Abstract

Distance-based methods have been a valuable tool for ecologists for decades. Indirectly, distance-based ordination and cluster analysis, in particular, have been widely practiced as they allow the visualization of a multivariate data set in a few dimensions. The explicitly distance-based Mantel test and multiple regression on distance matrices (MRM) add hypothesis testing to the toolbox. One concern for ecologists wishing to use these methods lies in deciding whether to combine data vectors into a compound multivariate dissimilarity to analyze them individually. For Euclidean distances on scaled data, the correlation of a pair of multivariate distance matrices can be calculated from the correlations between the two sets of individual distance matrices if one set is orthogonal, demonstrating a clear link between individual and compound distances.

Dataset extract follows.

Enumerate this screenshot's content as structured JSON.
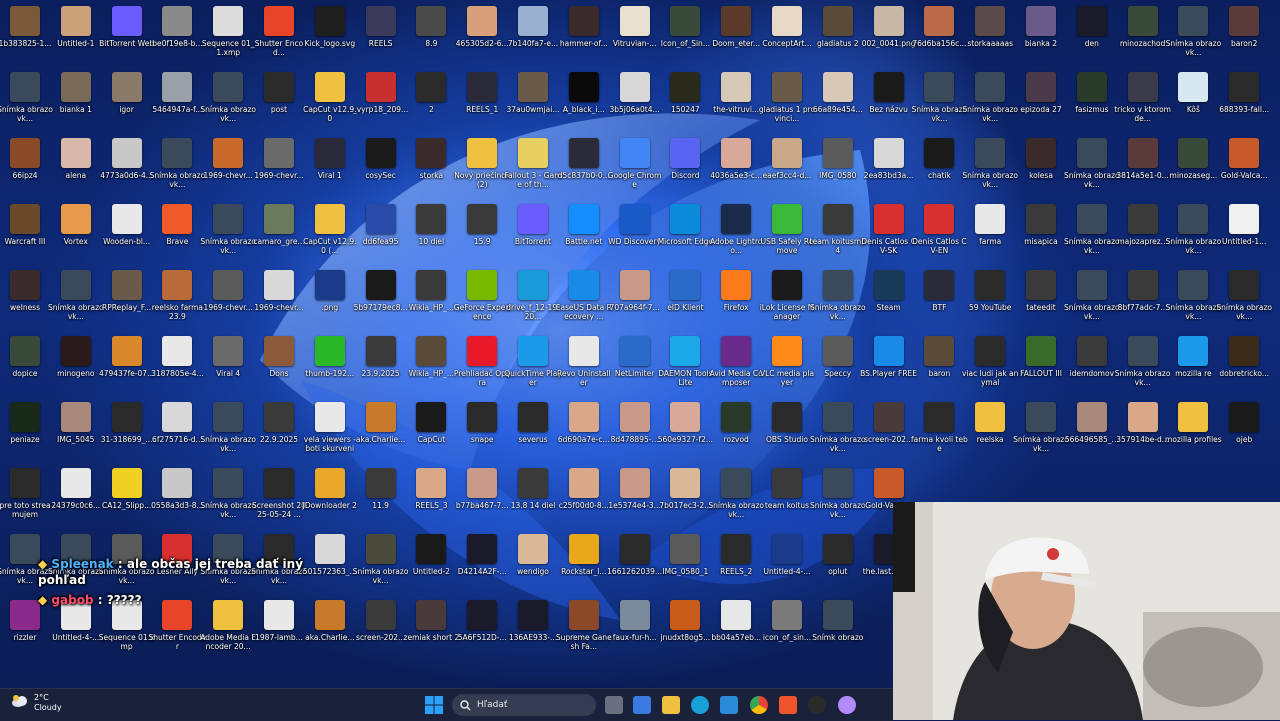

The choice between Mantel and MRM should be driven by ecological hypotheses rather than mathematical concerns. The relationship between individual and compound distance matrices also provides a means for calculating the maximum possible value of the Mantel statistic, which can be considerably less than 1 for a given analysis. These relationships are demonstrated with simulated data. Although these mathematical relationships are only strictly true for Euclidean distances when one set of variables is orthogonal, simulations show that they are approximately true for weakly correlated variables and Bray–Curtis dissimilarities.